The Supreme Court’s Decision
The Court’s decision was made in response to a split in United States Circuit Court opinions regarding the application of Title VII to discrimination based on sexual orientation. The Eleventh Circuit previously ruled that the Civil Rights Act does not prevent employers from terminating employees for being gay, whereas the Second and Sixth Circuits ruled that such discrimination is unlawful.
In Bostock v. Clayton County, Georgia, the Supreme Court resolved these conflicting decisions and held that an employer who fires an employee merely for being gay or transgender violates Title VII of the Civil Rights Act. One of the claims addressed in the case was that of Gerald Bostock. Bostock was a longtime employee of Clayton County Georgia and was terminated for conduct that was referred to as “unbecoming” after he joined a gay recreational softball league. In addition to Mr. Bostock’s case, the Supreme Court also addressed a civil rights claim by a transgender individual for the first time in history. Aimee Stephens was fired from her job at a Michigan funeral home after telling her colleagues that she intended to begin living as a woman. Ms. Stephens passed away before the Supreme Court published their decision, but her legacy of fighting for transgender rights will now live on in this judicial triumph.
Prior to the Court’s decision in Bostock, over half of the states allowed workplace discrimination similar to what Ms. Stephens and Mr. Bostock experienced.
In addition to providing a monumental victory for LGBTQ rights, the decision gained additional public attention because it was authored by Justice Neil Gorsuch. Gorsuch was considered to be a conservative Justice and was President Donald Trump’s first Supreme Court appointee after taking office. The Trump administration urged the Court to apply a narrow interpretation of the Civil Rights Act and rule against gay and transgender workers. However, the majority disagreed and determined that the statutory language referring to discrimination “because of sex” included protections for gay and transgender employees. In the Court’s opinion, Justice Gorsuch explained that, “it is impossible to discriminate against a person for being homosexual or transgender without discriminating against that individual based on sex.”
The Court’s decision faced some backlash, including a searing dissent written by Justice Samuel Alito that was joined by Justice Clarence Thomas. Justice Alito asserted that the Court overstepped the boundaries of their role as legislative interpreters. He argued that if Congress intended to protect the rights of gay and transgender workers, they would have passed specific legislation to do so.
President Trump’s other Supreme Court nominee, Justice Brett Kavanaugh, issued his own dissenting opinion. Justice Kavanaugh wrote that, “courts must follow ordinary meaning, not literal meaning,” and therefore the statutory language “because of sex” does not encompass discrimination based on sexual orientation or gender identity.

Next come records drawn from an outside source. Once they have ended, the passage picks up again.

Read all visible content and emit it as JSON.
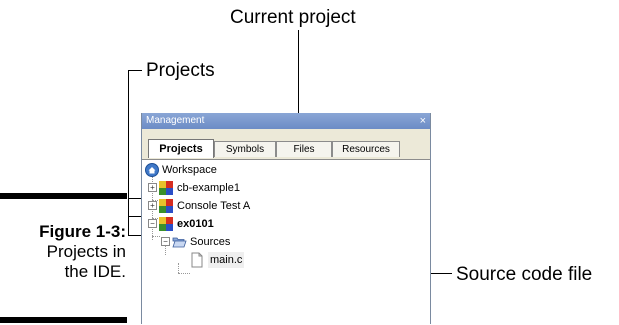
{
  "callouts": {
    "current_project": "Current project",
    "projects": "Projects",
    "source_code_file": "Source code file"
  },
  "caption": {
    "figure": "Figure 1-3:",
    "line1": "Projects in",
    "line2": "the IDE."
  },
  "panel": {
    "title": "Management",
    "close": "×",
    "tabs": [
      {
        "label": "Projects",
        "active": true
      },
      {
        "label": "Symbols",
        "active": false
      },
      {
        "label": "Files",
        "active": false
      },
      {
        "label": "Resources",
        "active": false
      }
    ],
    "tree": {
      "workspace": "Workspace",
      "items": [
        {
          "label": "cb-example1",
          "bold": false
        },
        {
          "label": "Console Test A",
          "bold": false
        },
        {
          "label": "ex0101",
          "bold": true
        }
      ],
      "sources": "Sources",
      "file": "main.c"
    }
  },
  "colors": {
    "titlebar": "#7b97ce",
    "tab_bg": "#ece9d8"
  }
}
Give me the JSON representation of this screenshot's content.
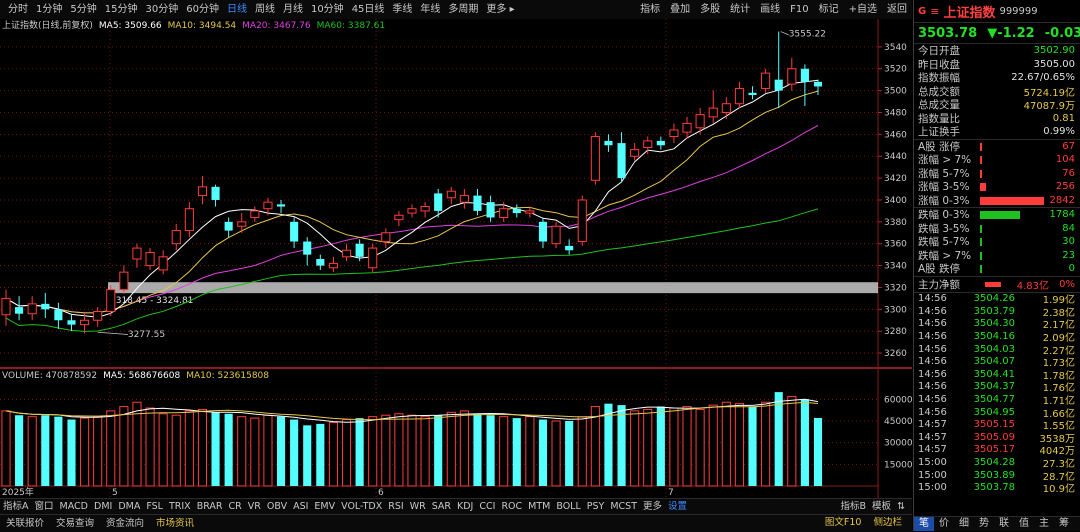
{
  "topbar": {
    "periods": [
      "分时",
      "1分钟",
      "5分钟",
      "15分钟",
      "30分钟",
      "60分钟",
      "日线",
      "周线",
      "月线",
      "10分钟",
      "45日线",
      "季线",
      "年线",
      "多周期",
      "更多 ▸"
    ],
    "active_index": 6,
    "tools": [
      "指标",
      "叠加",
      "多股",
      "统计",
      "画线",
      "F10",
      "标记",
      "+自选",
      "返回"
    ]
  },
  "legend": {
    "title": "上证指数(日线,前复权)",
    "ma5": "MA5: 3509.66",
    "ma10": "MA10: 3494.54",
    "ma20": "MA20: 3467.76",
    "ma60": "MA60: 3387.61"
  },
  "annotations": {
    "high": "3555.22",
    "low": "3277.55",
    "range_box": "3318.45 - 3324.81"
  },
  "volume_legend": {
    "volume": "VOLUME: 470878592",
    "ma5": "MA5: 568676608",
    "ma10": "MA10: 523615808"
  },
  "colors": {
    "up": "#ff3c3c",
    "down": "#54ffff",
    "ma5": "#ffffff",
    "ma10": "#e6c64a",
    "ma20": "#e040e0",
    "ma60": "#20c020",
    "grid": "#8b1a1a"
  },
  "chart_data": {
    "type": "candlestick",
    "price_axis": {
      "ticks": [
        3260,
        3280,
        3300,
        3320,
        3340,
        3360,
        3380,
        3400,
        3420,
        3440,
        3460,
        3480,
        3500,
        3520,
        3540
      ],
      "range": [
        3250,
        3560
      ]
    },
    "volume_axis": {
      "ticks": [
        "60000",
        "45000",
        "30000",
        "15000"
      ],
      "range": [
        0,
        72000
      ]
    },
    "x_labels": [
      "2025年",
      "5",
      "6",
      "7"
    ],
    "candles": [
      [
        3295,
        3310,
        3285,
        3318
      ],
      [
        3302,
        3296,
        3290,
        3312
      ],
      [
        3296,
        3305,
        3290,
        3312
      ],
      [
        3305,
        3300,
        3292,
        3315
      ],
      [
        3300,
        3290,
        3282,
        3306
      ],
      [
        3290,
        3286,
        3280,
        3296
      ],
      [
        3286,
        3290,
        3278,
        3296
      ],
      [
        3290,
        3298,
        3284,
        3302
      ],
      [
        3298,
        3318,
        3294,
        3322
      ],
      [
        3318,
        3334,
        3314,
        3340
      ],
      [
        3346,
        3356,
        3338,
        3360
      ],
      [
        3340,
        3352,
        3336,
        3356
      ],
      [
        3336,
        3348,
        3332,
        3354
      ],
      [
        3360,
        3372,
        3354,
        3378
      ],
      [
        3372,
        3392,
        3366,
        3398
      ],
      [
        3404,
        3412,
        3396,
        3422
      ],
      [
        3412,
        3400,
        3394,
        3414
      ],
      [
        3380,
        3372,
        3366,
        3384
      ],
      [
        3376,
        3380,
        3370,
        3388
      ],
      [
        3384,
        3390,
        3380,
        3394
      ],
      [
        3392,
        3398,
        3386,
        3402
      ],
      [
        3396,
        3394,
        3388,
        3400
      ],
      [
        3380,
        3362,
        3356,
        3384
      ],
      [
        3362,
        3350,
        3340,
        3366
      ],
      [
        3346,
        3340,
        3336,
        3350
      ],
      [
        3338,
        3342,
        3334,
        3348
      ],
      [
        3348,
        3354,
        3344,
        3360
      ],
      [
        3360,
        3348,
        3344,
        3364
      ],
      [
        3338,
        3356,
        3334,
        3360
      ],
      [
        3362,
        3370,
        3356,
        3374
      ],
      [
        3382,
        3386,
        3376,
        3390
      ],
      [
        3388,
        3392,
        3384,
        3396
      ],
      [
        3390,
        3394,
        3384,
        3398
      ],
      [
        3406,
        3390,
        3384,
        3410
      ],
      [
        3402,
        3408,
        3396,
        3412
      ],
      [
        3398,
        3404,
        3392,
        3410
      ],
      [
        3404,
        3390,
        3386,
        3410
      ],
      [
        3398,
        3384,
        3380,
        3404
      ],
      [
        3384,
        3392,
        3380,
        3398
      ],
      [
        3392,
        3388,
        3384,
        3396
      ],
      [
        3388,
        3390,
        3384,
        3394
      ],
      [
        3380,
        3362,
        3356,
        3384
      ],
      [
        3360,
        3376,
        3356,
        3380
      ],
      [
        3358,
        3354,
        3350,
        3364
      ],
      [
        3362,
        3400,
        3358,
        3404
      ],
      [
        3418,
        3458,
        3414,
        3462
      ],
      [
        3454,
        3450,
        3444,
        3460
      ],
      [
        3452,
        3420,
        3416,
        3462
      ],
      [
        3440,
        3446,
        3436,
        3452
      ],
      [
        3448,
        3454,
        3442,
        3458
      ],
      [
        3454,
        3450,
        3446,
        3458
      ],
      [
        3458,
        3464,
        3452,
        3470
      ],
      [
        3462,
        3470,
        3456,
        3476
      ],
      [
        3466,
        3478,
        3460,
        3484
      ],
      [
        3476,
        3484,
        3470,
        3500
      ],
      [
        3480,
        3488,
        3474,
        3494
      ],
      [
        3488,
        3502,
        3484,
        3508
      ],
      [
        3498,
        3496,
        3492,
        3504
      ],
      [
        3502,
        3516,
        3498,
        3520
      ],
      [
        3510,
        3500,
        3484,
        3554
      ],
      [
        3506,
        3520,
        3500,
        3530
      ],
      [
        3520,
        3508,
        3486,
        3524
      ],
      [
        3508,
        3503.78,
        3496,
        3510
      ]
    ],
    "volumes": [
      52000,
      49000,
      48000,
      49000,
      48000,
      46000,
      47000,
      48000,
      52000,
      55000,
      58000,
      54000,
      50000,
      49000,
      52000,
      53000,
      51000,
      50000,
      48000,
      47000,
      49000,
      48000,
      46000,
      42000,
      43000,
      44000,
      46000,
      47000,
      48000,
      49000,
      50000,
      49000,
      48000,
      49000,
      51000,
      52000,
      50000,
      49000,
      48000,
      47000,
      48000,
      46000,
      45000,
      45000,
      48000,
      55000,
      57000,
      56000,
      52000,
      53000,
      55000,
      54000,
      55000,
      53000,
      56000,
      58000,
      57000,
      55000,
      58000,
      65000,
      62000,
      60000,
      47087
    ]
  },
  "indicators": {
    "label": "指标A",
    "items": [
      "窗口",
      "MACD",
      "DMI",
      "DMA",
      "FSL",
      "TRIX",
      "BRAR",
      "CR",
      "VR",
      "OBV",
      "ASI",
      "EMV",
      "VOL-TDX",
      "RSI",
      "WR",
      "SAR",
      "KDJ",
      "CCI",
      "ROC",
      "MTM",
      "BOLL",
      "PSY",
      "MCST",
      "更多",
      "设置"
    ],
    "right": [
      "指标B",
      "模板",
      "⇅"
    ]
  },
  "footer": {
    "items": [
      "关联报价",
      "交易查询",
      "资金流向",
      "市场资讯"
    ],
    "active_index": 3,
    "right": [
      "图文F10",
      "侧边栏"
    ]
  },
  "panel": {
    "g": "G",
    "menu": "≡",
    "name": "上证指数",
    "code": "999999",
    "price": "3503.78",
    "change": "▼-1.22",
    "pct": "-0.03%",
    "stats": [
      {
        "label": "今日开盘",
        "value": "3502.90",
        "color": "green"
      },
      {
        "label": "昨日收盘",
        "value": "3505.00",
        "color": "white"
      },
      {
        "label": "指数振幅",
        "value": "22.67/0.65%",
        "color": "white"
      },
      {
        "label": "总成交额",
        "value": "5724.19亿",
        "color": "yellow"
      },
      {
        "label": "总成交量",
        "value": "47087.9万",
        "color": "yellow"
      },
      {
        "label": "指数量比",
        "value": "0.81",
        "color": "yellow"
      },
      {
        "label": "上证换手",
        "value": "0.99%",
        "color": "white"
      }
    ],
    "breadth_up": [
      {
        "label": "A股 涨停",
        "value": "67",
        "bar": 0.0
      },
      {
        "label": "涨幅 > 7%",
        "value": "104",
        "bar": 0.0
      },
      {
        "label": "涨幅 5-7%",
        "value": "76",
        "bar": 0.0
      },
      {
        "label": "涨幅 3-5%",
        "value": "256",
        "bar": 0.09
      },
      {
        "label": "涨幅 0-3%",
        "value": "2842",
        "bar": 1.0
      }
    ],
    "breadth_down": [
      {
        "label": "跌幅 0-3%",
        "value": "1784",
        "bar": 0.63
      },
      {
        "label": "跌幅 3-5%",
        "value": "84",
        "bar": 0.0
      },
      {
        "label": "跌幅 5-7%",
        "value": "30",
        "bar": 0.0
      },
      {
        "label": "跌幅 > 7%",
        "value": "23",
        "bar": 0.0
      },
      {
        "label": "A股 跌停",
        "value": "0",
        "bar": 0.0
      }
    ],
    "flow": {
      "label": "主力净额",
      "value": "4.83亿",
      "pct": "0%"
    },
    "ticks": [
      {
        "time": "14:56",
        "price": "3504.26",
        "vol": "1.99亿",
        "pc": "green",
        "vc": "yellow"
      },
      {
        "time": "14:56",
        "price": "3503.79",
        "vol": "2.38亿",
        "pc": "green",
        "vc": "yellow"
      },
      {
        "time": "14:56",
        "price": "3504.30",
        "vol": "2.17亿",
        "pc": "green",
        "vc": "yellow"
      },
      {
        "time": "14:56",
        "price": "3504.16",
        "vol": "2.09亿",
        "pc": "green",
        "vc": "yellow"
      },
      {
        "time": "14:56",
        "price": "3504.03",
        "vol": "2.27亿",
        "pc": "green",
        "vc": "yellow"
      },
      {
        "time": "14:56",
        "price": "3504.07",
        "vol": "1.73亿",
        "pc": "green",
        "vc": "yellow"
      },
      {
        "time": "14:56",
        "price": "3504.41",
        "vol": "1.78亿",
        "pc": "green",
        "vc": "yellow"
      },
      {
        "time": "14:56",
        "price": "3504.37",
        "vol": "1.76亿",
        "pc": "green",
        "vc": "yellow"
      },
      {
        "time": "14:56",
        "price": "3504.77",
        "vol": "1.71亿",
        "pc": "green",
        "vc": "yellow"
      },
      {
        "time": "14:56",
        "price": "3504.95",
        "vol": "1.66亿",
        "pc": "green",
        "vc": "yellow"
      },
      {
        "time": "14:57",
        "price": "3505.15",
        "vol": "1.55亿",
        "pc": "red",
        "vc": "yellow"
      },
      {
        "time": "14:57",
        "price": "3505.09",
        "vol": "3538万",
        "pc": "red",
        "vc": "yellow"
      },
      {
        "time": "14:57",
        "price": "3505.17",
        "vol": "4042万",
        "pc": "red",
        "vc": "yellow"
      },
      {
        "time": "15:00",
        "price": "3504.28",
        "vol": "27.3亿",
        "pc": "green",
        "vc": "yellow"
      },
      {
        "time": "15:00",
        "price": "3503.89",
        "vol": "28.7亿",
        "pc": "green",
        "vc": "yellow"
      },
      {
        "time": "15:00",
        "price": "3503.78",
        "vol": "10.9亿",
        "pc": "green",
        "vc": "yellow"
      }
    ],
    "foot": [
      "笔",
      "价",
      "细",
      "势",
      "联",
      "值",
      "主",
      "筹"
    ],
    "foot_active": 0
  }
}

Despite these disagreements within the Court, the decision provided a beacon of hope for the LGBTQ community. The Court’s decision in Bostock was the first time the Court has spoken on lesbian, gay, bisexual, and transgender rights since the retirement of Justice Kennedy in 2018. Justice Kennedy had written the majority decision in all four of the Court’s major gay rights decisions, and many LGBTQ activists feared that the current Court may put some of these rights in jeopardy.
Similar to the Court’s decision in Obergefell regarding marriage equality, the Bostock decision has made extensive strides toward LGBTQ equality. Although it took over half a century, the Civil Rights Act will finally afford protection from workplace discrimination to millions of Americans who were previously excluded.
Adam Liptak, Civil Rights Law Protects Gay and Transgender Workers, Supreme Court Rules, The New York Times (June 15, 2020).
Josh Gerstein, With LGBT ruling, Supreme Court hands liberals a surprise victory, Politico (June 15, 2020).